Scandic Hotels (SHOT) Q1 2026 earnings summary
Event summary combining transcript, slides, and related documents.
Q1 2026 earnings summary
22 Apr, 2026Executive summary
Q1 2026 saw stable growth and solid results, with net sales up 3.1% to SEK 4,689 million and organic growth of 4.7%.
Adjusted EBITDA was SEK 105 million, margin stable at 2.2%, and net loss improved to SEK -195 million from SEK -217 million last year.
Strong cash flow and financial position support future growth, with leverage at 0.2x net debt/EBITDA.
Dalata acquisition and integration are progressing as planned, with completion expected in H2 2026.
Strong booking situation for Q2, with high leisure demand and stable business travel.
Financial highlights
Adjusted EBITDA reached SEK 105 million, margin 2.2%, and net sales grew to SEK 4,689 million.

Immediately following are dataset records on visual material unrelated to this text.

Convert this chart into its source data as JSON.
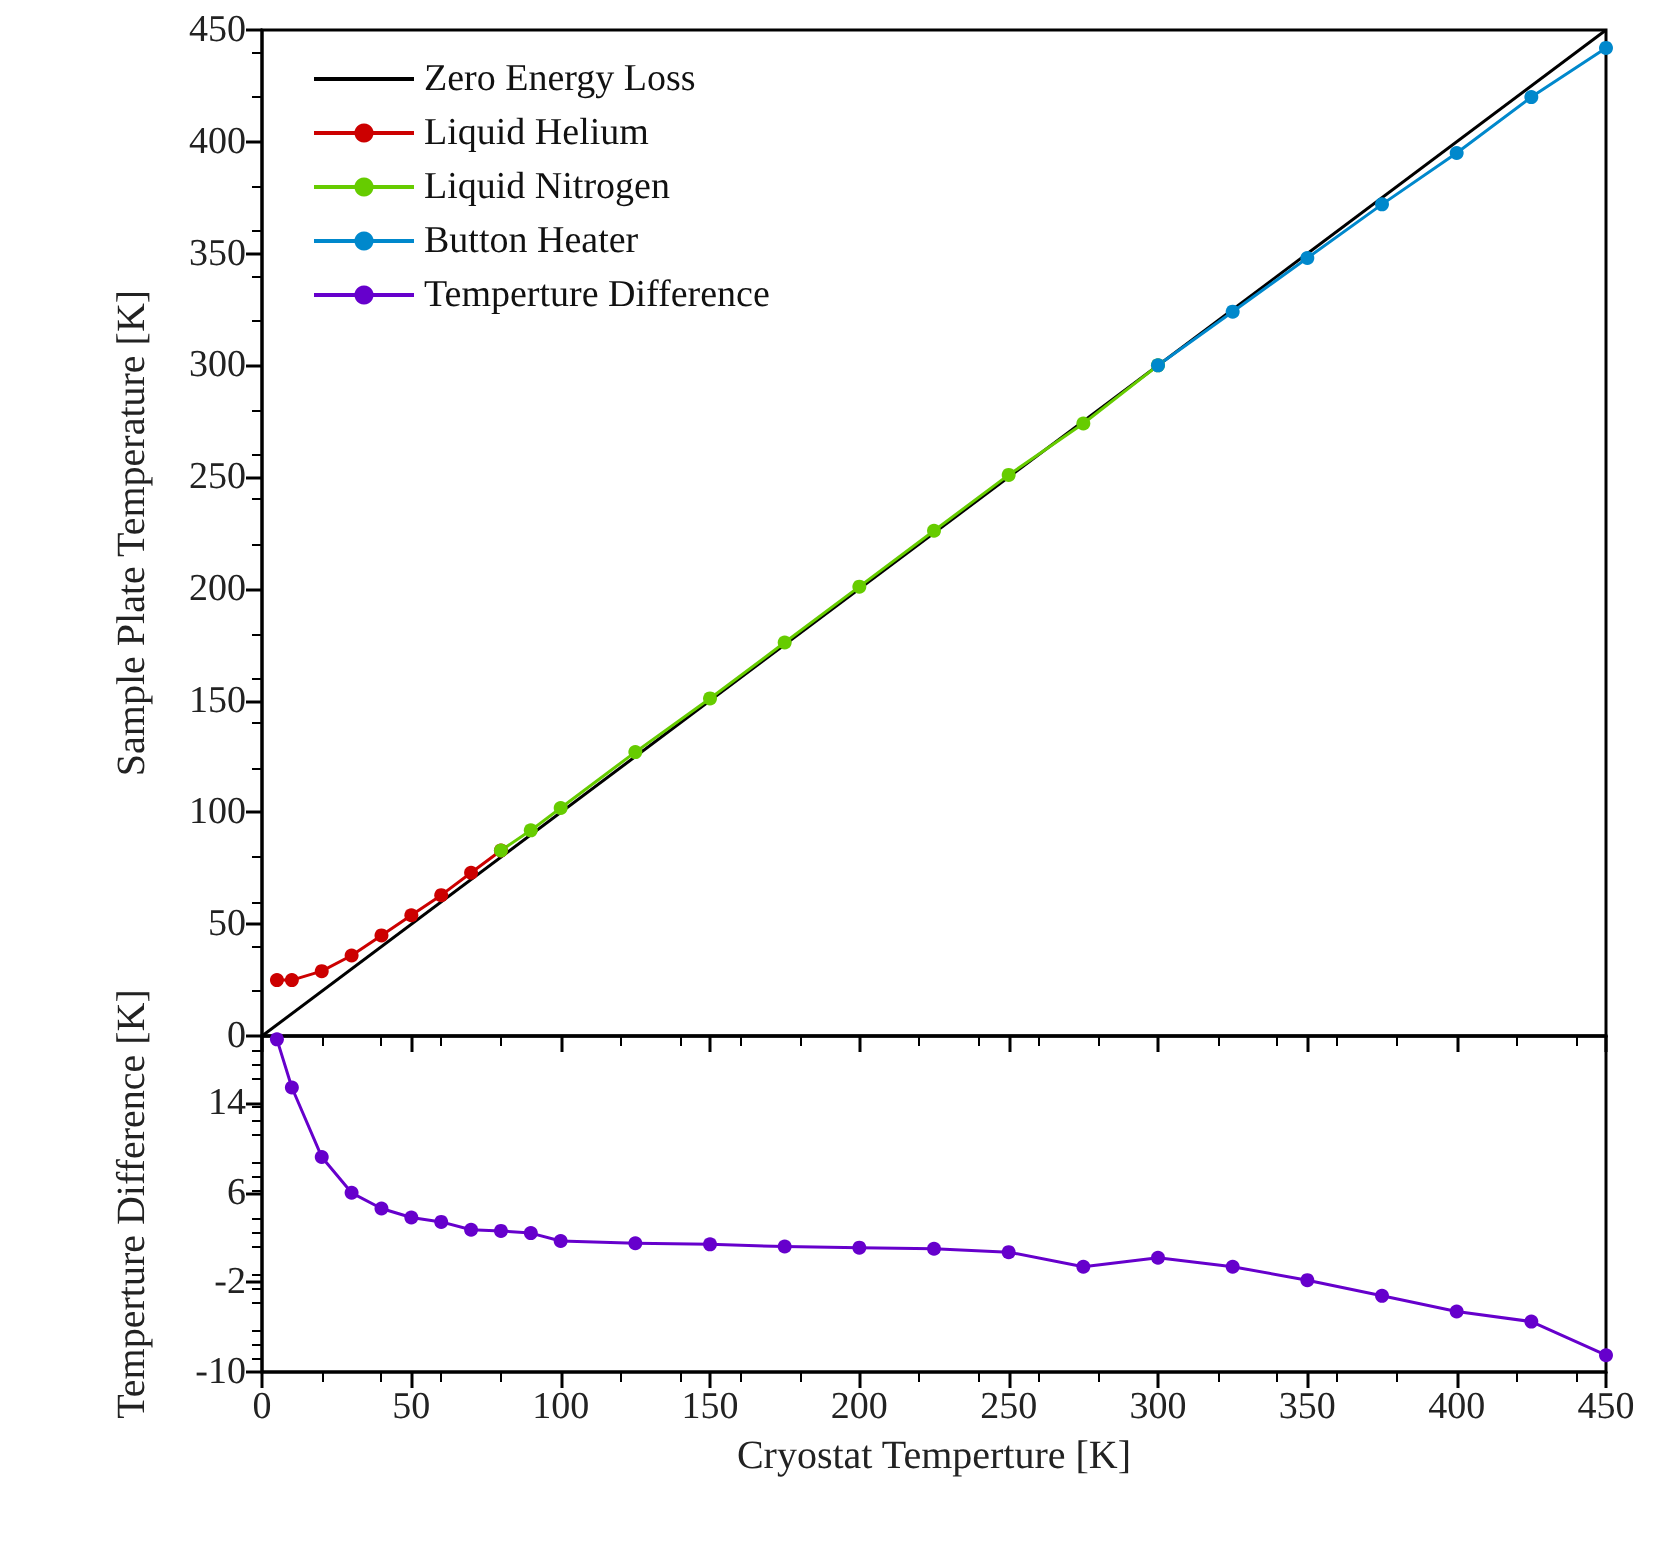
{
  "chart_data": [
    {
      "type": "line",
      "ylabel": "Sample Plate Temperature [K]",
      "xlim": [
        0,
        450
      ],
      "xticks": [
        0,
        50,
        100,
        150,
        200,
        250,
        300,
        350,
        400,
        450
      ],
      "ylim": [
        0,
        450
      ],
      "yticks": [
        0,
        50,
        100,
        150,
        200,
        250,
        300,
        350,
        400,
        450
      ],
      "tick_labels": "y",
      "legend": "top left",
      "grid": false,
      "series": [
        {
          "name": "Zero Energy Loss",
          "color": "#000000",
          "marker": "none",
          "x": [
            0,
            450
          ],
          "values": [
            0,
            450
          ]
        },
        {
          "name": "Liquid Helium",
          "color": "#cc0000",
          "marker": "circle",
          "x": [
            5,
            10,
            20,
            30,
            40,
            50,
            60,
            70,
            80
          ],
          "values": [
            25,
            25,
            29,
            36,
            45,
            54,
            63,
            73,
            83
          ]
        },
        {
          "name": "Liquid Nitrogen",
          "color": "#66cc00",
          "marker": "circle",
          "x": [
            80,
            90,
            100,
            125,
            150,
            175,
            200,
            225,
            250,
            275,
            300
          ],
          "values": [
            83,
            92,
            102,
            127,
            151,
            176,
            201,
            226,
            251,
            274,
            300
          ]
        },
        {
          "name": "Button Heater",
          "color": "#0088cc",
          "marker": "circle",
          "x": [
            300,
            325,
            350,
            375,
            400,
            425,
            450
          ],
          "values": [
            300,
            324,
            348,
            372,
            395,
            420,
            442
          ]
        }
      ]
    },
    {
      "type": "line",
      "xlabel": "Cryostat Temperture [K]",
      "ylabel": "Temperture Difference [K]",
      "xlim": [
        0,
        450
      ],
      "xticks": [
        0,
        50,
        100,
        150,
        200,
        250,
        300,
        350,
        400,
        450
      ],
      "ylim": [
        -10,
        20
      ],
      "yticks": [
        -10,
        -2,
        6,
        14
      ],
      "grid": false,
      "series": [
        {
          "name": "Temperture Difference",
          "color": "#6600cc",
          "marker": "circle",
          "x": [
            5,
            10,
            20,
            30,
            40,
            50,
            60,
            70,
            80,
            90,
            100,
            125,
            150,
            175,
            200,
            225,
            250,
            275,
            300,
            325,
            350,
            375,
            400,
            425,
            450
          ],
          "values": [
            19.7,
            15.4,
            9.2,
            6,
            4.6,
            3.8,
            3.4,
            2.7,
            2.6,
            2.4,
            1.7,
            1.5,
            1.4,
            1.2,
            1.1,
            1,
            0.7,
            -0.6,
            0.2,
            -0.6,
            -1.8,
            -3.2,
            -4.6,
            -5.5,
            -8.5
          ]
        }
      ]
    }
  ]
}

Free cash flow improved to SEK -473 million from SEK -680 million, reflecting seasonality.
Net debt at SEK 510 million, leverage at 0.2x, down from 0.4x year-over-year.
Dalata contributed SEK 56 million in net sales and SEK 50 million in adjusted EBITDA.
Operating profit rose to SEK 212 million from SEK 194 million year-over-year.
Outlook and guidance
Q2 expected to see slightly higher occupancy and room rates than last year, with strong demand and a robust event calendar.
No direct impact from geopolitical uncertainty or Middle East conflict on demand.
Eight hotels scheduled to open in 2026, with 22 hotels in the pipeline.
Energy costs expected to normalize as winter ends; no significant price increases anticipated.